A resource is a specific instance of a resource type, hosted on a resource server. Resources can have an owner subject — enabling owner-based access rules. At introspect time, the RS identifies the specific resource and action, and OPA evaluates whether the token's permissions cover that specific instance.

Scopes

Scopes define the actions available on a resource type. They're linked to both resource types (defining what actions exist) and individual resources (restricting which actions are available on a specific instance). When OPA evaluates a token request, it intersects the requested scopes with what the client's entitlements allow.


Entitlements

Entitlements are policy data overrides that modify what clients can access.

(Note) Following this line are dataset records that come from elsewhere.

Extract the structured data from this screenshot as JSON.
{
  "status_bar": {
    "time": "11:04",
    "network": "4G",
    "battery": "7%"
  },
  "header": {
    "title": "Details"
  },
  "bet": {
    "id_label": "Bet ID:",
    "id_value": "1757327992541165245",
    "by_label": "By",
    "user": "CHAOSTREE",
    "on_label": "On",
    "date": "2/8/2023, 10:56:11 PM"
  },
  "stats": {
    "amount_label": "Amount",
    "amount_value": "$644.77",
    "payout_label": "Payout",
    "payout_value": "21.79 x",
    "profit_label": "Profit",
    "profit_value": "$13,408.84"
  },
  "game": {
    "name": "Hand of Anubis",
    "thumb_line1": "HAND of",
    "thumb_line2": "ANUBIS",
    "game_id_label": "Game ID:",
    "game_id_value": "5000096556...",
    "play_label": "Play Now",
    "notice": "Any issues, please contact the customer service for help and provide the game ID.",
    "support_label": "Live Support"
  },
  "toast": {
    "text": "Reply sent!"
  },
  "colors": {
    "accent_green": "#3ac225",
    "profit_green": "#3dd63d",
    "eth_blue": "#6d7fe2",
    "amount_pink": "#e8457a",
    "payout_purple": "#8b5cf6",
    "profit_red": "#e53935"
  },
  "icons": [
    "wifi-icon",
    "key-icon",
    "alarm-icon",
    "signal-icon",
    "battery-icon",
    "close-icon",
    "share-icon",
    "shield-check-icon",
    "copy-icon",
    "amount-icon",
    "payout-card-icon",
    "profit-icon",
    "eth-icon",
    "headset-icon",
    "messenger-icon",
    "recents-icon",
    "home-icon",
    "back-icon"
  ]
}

They operate at two levels:

  • By client_id — override entitlements for a specific client
  • By software_id — override entitlements for all clients from a software family

This lets you restrict a partner's access after a policy change (read only instead of read+write), grant temporary elevated access, or enforce different rules for different deployments of the same software — all without re-registering clients or modifying Rego rules.


How it connects

At every evaluation, OPA sees the client's identity, its software statement claims, any entitlement overrides, and the requested resource. The client doesn't need to know about entitlements or policy rules — it just requests tokens and presents them. The policy plane handles the rest.